Rule restricting women’s role in direct combat will be formally lifted.
“They serve, they’re wounded, and they die right next to each other,” Secretary of Defense Leon E. Panetta noted yesterday of men and women serving in the U.S. military. He spoke these words in a public announcement made with the Chairman of the Joint Chiefs of Staff, General Martin Dempsey, that the Department of Defense would rescind a 1994 rule which limited the positions women service members could hold to non-direct combat roles. “The time has come to recognize … reality,” Panetta stated, noting that 152 women have died serving their country in Iraq and Afghanistan.
1994 Direct Ground Combat Definition and Exclusion Rule was immediately rescinded when the Secretary and General Dempsey signed a memorandum
to that effect at the press briefing where they announced the policy change which lifts the outright ban on women serving in direct combat positions.
Although then-Secretary of Defense Les Aspin noted that the 1994 Rule expanded the roles available to women in the military, it specifically limited them from serving in “units below the brigade level whose primary mission is to engage in direct combat on the ground.” The 1994 Rule also noted that individual services could further limit the assignment of women for, among other things, reasons of privacy and physical demands of birthing, co-location, and long-range reconnaissance.

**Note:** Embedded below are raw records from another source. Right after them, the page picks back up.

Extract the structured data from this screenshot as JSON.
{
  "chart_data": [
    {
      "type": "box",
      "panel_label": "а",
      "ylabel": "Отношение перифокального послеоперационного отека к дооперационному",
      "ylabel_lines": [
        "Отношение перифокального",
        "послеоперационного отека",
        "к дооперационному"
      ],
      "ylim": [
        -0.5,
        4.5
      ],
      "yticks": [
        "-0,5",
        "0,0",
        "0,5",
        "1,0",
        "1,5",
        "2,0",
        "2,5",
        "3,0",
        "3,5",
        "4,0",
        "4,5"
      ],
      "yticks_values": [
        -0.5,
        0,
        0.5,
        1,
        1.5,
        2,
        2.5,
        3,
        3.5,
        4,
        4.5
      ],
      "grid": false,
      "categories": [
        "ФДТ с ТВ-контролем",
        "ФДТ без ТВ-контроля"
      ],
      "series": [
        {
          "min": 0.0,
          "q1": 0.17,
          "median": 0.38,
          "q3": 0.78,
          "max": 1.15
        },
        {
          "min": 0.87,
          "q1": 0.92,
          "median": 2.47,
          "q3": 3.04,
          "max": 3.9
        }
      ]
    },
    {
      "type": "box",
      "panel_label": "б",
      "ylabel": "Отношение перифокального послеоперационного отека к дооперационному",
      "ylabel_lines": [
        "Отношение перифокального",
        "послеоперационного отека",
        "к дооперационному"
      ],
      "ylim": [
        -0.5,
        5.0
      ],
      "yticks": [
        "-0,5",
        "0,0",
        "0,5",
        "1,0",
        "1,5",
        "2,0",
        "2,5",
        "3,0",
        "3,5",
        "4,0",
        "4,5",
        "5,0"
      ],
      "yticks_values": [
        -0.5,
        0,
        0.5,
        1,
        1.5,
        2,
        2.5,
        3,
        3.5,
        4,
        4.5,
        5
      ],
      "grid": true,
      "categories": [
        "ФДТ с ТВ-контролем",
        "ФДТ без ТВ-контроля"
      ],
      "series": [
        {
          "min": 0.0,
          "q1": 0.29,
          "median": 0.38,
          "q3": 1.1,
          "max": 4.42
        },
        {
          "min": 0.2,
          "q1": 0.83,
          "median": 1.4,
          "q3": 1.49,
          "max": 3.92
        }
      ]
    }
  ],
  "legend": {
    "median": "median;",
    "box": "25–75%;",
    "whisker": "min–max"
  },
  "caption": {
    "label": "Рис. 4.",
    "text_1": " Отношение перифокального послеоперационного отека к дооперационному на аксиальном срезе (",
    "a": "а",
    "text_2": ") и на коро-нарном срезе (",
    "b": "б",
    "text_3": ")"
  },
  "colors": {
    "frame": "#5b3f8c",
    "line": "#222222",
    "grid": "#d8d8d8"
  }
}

During yesterday’s announcement, Secretary Panetta noted that the Department and separate services have been examining how to expand further the opportunities available to women in the military for more than a year. In February 2012, the 1994 Rule was modified
to eliminate the co-location limitation and open up other specific positions to women, resulting in 14,000 additional potential positions for female service members.
At the press briefing, General Dempsey referred to a letter
that the Joint Chiefs of Staff had submitted on January 9, 2013, to the Secretary of Defense, officially asking the Department to rescind the 1994 Rule and lift the ban on women in combat. In the letter, the Joint Chiefs highlighted that “the time has come . . . to eliminate all unnecessary gender-based barriers to service,” and he set forth a broad implementation plan for lifting the ban.
General Dempsey also noted further effects of the rule change during the briefing. Prior to the total rescission of the 1994 Rule, military leaders asked why women should serve in particular specialties. Now, he noted, the question will be: “Why shouldn’t women serve in a particular specialty?”
Although certain units or forces may still be able to exclude women based on necessity, that will no longer be the default rule. The rule change shifts the burden to services to establish why women must be categorically excluded from certain positions, instead of presuming it to be true for all direct ground combat positions.
Secretary Panetta’s memorandum
directing services to implement the rule change notes, “any recommendation to keep an occupational specialty or unit closed to women must be personally approved first by the Chairman of the Joint Chiefs of Staff, and then by the Secretary of Defense.” That approval authority cannot be delegated to lower officials.
Secretary Panetta and General Dempsey elaborated that qualification standards would be gender-neutral—standards and requirements for units will be the same for women and men. This means that in the future, direct combat units with strict requirements may have few or even no women that qualify to join them, even after full implementation of the rule change. The point, Panetta stated, is that “everyone is entitled to a chance.”
The Secretary has directed each of the military departments to submit their plans for implementation of the directive by May 15, 2013, and he stated that implementation must be completed by January 1, 2016.